Deep learning being the game changer at the present day scenario, the datasets play a dominant role in shaping the future of the technology. Learning starts with getting the right data and the best way to mastering in this field is to get your hands dirty by practicing with the high-quality datasets.
Here we list 15 open high-quality datasets for practicing in deep learning space that includes image processing, speech processing, etc.
1| ImageNet
This dataset is inspired by the growing sentiment in the image and vision research field and can be said as the de facto dataset for the classification algorithms in computer vision. This is a dataset of images that are organized according to the WordNet hierarchy.
Category: Image Processing
Dataset Info: The total number of images includes 14,197,122. The concept in WordNet is described by “synonym set” or “synset” and there are more than 100,000 synsets present in WordNet for which ImageNet provides an average of 1000 images to each synset.
Here is a link to a paper that implemented this dataset.
2| MNIST
This is one of the important databases for deep learning. Microsoft and Google lab researchers have reportedly contributed to this dataset of handwritten digits. It is basically constructed from NIST that contains binary images of handwritten digits.

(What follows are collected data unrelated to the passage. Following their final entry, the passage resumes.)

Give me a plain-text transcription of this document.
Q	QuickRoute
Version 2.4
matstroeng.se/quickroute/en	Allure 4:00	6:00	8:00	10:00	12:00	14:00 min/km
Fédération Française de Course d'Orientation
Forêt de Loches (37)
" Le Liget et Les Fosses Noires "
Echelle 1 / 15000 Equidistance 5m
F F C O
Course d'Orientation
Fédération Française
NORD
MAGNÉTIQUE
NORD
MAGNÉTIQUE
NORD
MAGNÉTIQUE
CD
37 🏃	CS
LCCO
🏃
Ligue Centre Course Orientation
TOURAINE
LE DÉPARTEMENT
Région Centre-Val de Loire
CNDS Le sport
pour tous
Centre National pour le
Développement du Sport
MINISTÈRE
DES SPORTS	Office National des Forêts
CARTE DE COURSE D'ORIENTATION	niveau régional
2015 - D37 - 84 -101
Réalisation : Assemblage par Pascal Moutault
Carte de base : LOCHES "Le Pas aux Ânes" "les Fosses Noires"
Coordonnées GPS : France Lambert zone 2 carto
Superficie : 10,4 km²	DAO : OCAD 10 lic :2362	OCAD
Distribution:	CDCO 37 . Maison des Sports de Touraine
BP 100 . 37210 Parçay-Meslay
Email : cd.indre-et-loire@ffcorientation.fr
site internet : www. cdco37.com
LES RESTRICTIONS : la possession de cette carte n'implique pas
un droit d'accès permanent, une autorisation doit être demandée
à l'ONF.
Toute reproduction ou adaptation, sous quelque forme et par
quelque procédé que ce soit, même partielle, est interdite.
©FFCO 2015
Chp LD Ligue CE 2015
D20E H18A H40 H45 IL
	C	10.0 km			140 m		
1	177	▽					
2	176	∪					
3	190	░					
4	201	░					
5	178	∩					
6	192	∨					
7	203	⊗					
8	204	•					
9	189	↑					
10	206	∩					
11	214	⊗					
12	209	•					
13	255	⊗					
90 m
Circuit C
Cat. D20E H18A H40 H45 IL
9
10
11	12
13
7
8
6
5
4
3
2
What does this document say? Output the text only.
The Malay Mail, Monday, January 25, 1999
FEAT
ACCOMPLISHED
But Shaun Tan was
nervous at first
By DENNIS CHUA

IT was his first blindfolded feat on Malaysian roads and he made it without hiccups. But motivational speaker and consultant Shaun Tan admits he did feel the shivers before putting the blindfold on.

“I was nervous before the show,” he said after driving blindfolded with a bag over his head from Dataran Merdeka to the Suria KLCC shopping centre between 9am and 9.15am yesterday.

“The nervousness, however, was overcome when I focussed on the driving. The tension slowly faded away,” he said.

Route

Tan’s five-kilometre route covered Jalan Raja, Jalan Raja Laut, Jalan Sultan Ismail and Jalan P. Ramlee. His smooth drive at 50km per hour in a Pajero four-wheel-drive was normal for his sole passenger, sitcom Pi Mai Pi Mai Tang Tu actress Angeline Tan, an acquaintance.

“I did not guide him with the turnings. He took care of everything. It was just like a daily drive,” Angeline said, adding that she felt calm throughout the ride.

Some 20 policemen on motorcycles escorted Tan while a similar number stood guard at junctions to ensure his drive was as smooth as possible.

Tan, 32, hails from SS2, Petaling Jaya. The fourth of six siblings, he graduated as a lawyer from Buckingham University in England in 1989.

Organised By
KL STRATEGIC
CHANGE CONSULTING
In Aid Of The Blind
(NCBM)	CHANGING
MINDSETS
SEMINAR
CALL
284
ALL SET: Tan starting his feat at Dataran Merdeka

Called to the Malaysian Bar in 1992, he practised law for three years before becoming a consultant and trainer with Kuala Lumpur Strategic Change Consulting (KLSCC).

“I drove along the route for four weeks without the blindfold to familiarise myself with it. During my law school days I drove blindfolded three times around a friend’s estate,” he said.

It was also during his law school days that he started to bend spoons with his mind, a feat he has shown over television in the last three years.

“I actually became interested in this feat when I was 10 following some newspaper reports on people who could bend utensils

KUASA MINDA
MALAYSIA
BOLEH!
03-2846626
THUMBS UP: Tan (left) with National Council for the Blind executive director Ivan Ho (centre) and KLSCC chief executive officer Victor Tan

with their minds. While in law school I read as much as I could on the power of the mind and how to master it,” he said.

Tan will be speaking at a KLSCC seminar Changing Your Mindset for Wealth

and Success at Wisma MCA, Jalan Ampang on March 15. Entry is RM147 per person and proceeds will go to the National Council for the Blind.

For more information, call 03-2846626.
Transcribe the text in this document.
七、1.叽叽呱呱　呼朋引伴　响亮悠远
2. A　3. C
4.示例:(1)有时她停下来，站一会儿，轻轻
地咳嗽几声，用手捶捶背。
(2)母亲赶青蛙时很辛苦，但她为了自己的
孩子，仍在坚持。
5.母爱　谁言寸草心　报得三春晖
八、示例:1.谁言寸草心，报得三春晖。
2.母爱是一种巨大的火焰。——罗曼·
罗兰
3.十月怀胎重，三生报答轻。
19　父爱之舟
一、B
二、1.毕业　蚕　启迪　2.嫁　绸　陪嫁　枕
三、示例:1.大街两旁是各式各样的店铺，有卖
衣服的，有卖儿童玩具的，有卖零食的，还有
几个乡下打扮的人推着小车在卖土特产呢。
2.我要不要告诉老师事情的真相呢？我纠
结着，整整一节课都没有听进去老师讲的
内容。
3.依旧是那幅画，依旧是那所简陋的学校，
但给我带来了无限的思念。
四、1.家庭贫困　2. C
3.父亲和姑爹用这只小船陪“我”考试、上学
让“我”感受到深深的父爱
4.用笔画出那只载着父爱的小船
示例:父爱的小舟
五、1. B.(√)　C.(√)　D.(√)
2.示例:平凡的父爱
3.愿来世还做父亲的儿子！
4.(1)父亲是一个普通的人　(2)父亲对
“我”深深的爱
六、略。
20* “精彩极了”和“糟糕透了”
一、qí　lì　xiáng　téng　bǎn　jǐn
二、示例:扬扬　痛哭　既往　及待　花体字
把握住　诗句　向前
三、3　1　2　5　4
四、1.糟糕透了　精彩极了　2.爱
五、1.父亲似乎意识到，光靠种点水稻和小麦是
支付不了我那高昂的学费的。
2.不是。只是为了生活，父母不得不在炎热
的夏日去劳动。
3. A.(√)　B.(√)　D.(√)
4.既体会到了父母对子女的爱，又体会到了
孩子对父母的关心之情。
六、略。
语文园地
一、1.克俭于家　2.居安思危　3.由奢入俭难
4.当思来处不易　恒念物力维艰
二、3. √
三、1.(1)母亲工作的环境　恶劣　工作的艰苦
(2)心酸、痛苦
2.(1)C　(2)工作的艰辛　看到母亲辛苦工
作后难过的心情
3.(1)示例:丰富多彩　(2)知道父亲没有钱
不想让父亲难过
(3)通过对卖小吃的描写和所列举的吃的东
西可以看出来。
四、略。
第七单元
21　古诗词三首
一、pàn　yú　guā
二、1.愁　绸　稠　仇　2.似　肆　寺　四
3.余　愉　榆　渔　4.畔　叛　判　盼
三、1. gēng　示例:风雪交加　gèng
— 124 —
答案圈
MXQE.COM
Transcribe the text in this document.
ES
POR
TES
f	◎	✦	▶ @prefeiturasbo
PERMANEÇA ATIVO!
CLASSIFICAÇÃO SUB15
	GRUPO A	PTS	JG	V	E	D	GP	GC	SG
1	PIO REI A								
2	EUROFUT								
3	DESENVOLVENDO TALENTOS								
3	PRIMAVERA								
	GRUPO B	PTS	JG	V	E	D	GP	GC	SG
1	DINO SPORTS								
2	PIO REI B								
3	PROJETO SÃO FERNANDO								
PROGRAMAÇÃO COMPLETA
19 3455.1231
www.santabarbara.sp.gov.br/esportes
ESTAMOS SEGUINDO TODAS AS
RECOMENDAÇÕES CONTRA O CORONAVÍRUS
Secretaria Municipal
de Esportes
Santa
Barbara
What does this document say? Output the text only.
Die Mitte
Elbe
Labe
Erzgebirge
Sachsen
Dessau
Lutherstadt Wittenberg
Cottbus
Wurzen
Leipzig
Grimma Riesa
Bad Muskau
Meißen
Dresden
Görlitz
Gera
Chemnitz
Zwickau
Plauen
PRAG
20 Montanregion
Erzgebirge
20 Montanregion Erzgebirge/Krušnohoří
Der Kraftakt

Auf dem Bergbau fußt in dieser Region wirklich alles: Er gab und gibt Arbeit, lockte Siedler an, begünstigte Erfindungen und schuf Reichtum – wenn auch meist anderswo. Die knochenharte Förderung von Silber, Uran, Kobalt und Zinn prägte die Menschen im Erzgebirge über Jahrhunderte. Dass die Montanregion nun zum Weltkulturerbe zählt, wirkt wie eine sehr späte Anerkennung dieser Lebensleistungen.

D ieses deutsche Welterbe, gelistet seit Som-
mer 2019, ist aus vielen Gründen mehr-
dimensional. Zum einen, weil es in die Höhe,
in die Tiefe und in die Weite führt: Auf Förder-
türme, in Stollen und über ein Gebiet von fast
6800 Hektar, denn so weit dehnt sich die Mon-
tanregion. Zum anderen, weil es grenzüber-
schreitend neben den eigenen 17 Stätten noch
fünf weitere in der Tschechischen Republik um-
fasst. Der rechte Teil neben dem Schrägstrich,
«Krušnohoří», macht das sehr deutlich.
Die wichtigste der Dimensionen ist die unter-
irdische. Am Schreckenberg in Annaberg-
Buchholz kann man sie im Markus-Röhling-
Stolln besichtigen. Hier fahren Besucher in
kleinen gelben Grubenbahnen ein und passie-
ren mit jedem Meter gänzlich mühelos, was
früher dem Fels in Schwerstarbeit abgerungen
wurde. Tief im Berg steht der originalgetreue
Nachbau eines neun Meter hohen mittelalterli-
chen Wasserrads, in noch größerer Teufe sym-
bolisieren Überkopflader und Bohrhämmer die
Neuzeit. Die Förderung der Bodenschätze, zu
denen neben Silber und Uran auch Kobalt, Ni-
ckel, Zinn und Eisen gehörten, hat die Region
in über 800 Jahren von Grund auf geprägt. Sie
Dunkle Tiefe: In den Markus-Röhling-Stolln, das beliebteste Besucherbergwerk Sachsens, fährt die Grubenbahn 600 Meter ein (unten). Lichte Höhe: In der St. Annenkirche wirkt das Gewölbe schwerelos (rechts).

Category: Image Processing
Dataset Info: The dataset contains 60,000 examples of the training set and 10,000 examples of the test set. There are four files in this dataset. Here is the link to a paper that implemented this dataset.
3| LSUN
LSUN or Large-Scale Scene Understanding is a dataset that is used to detect and speed up the progress for scene understanding that includes scene classification, saliency prediction, room layout estimation, etc.
Category: Image Processing
Dataset Info: This dataset by Princeton University consists of around one million labeled images for each scene and object categories where the test set contains 10,000 images.
4| MS COCO- Common Objects In Context
A large-scale object detection, segmentation and captioning dataset that contains features such as recognition in context, super-pixel stuff segmentation, object segmentation, etc.
Category: Image Processing
Dataset Info: This dataset contains 1.5 million object instances with 80 object categories, 91 stuff categories and has been annotated with 5 captions per images.
5| Youtube-8M
Youtube-8M is a large-scale video dataset that was announced in Sept 2016 by Google group. The labels per video are organized into 24 top-level verticals.
Category: Image Processing
Dataset Info: This dataset contains 6.1 million YouTube video IDs, 2.6 billion of audio/visual features with high-quality annotations and 3800+ visual entities.
6| Yelp Reviews
This is an open dataset for academic learning purposes from Yelp that is a subset of user data, reviews, and businesses.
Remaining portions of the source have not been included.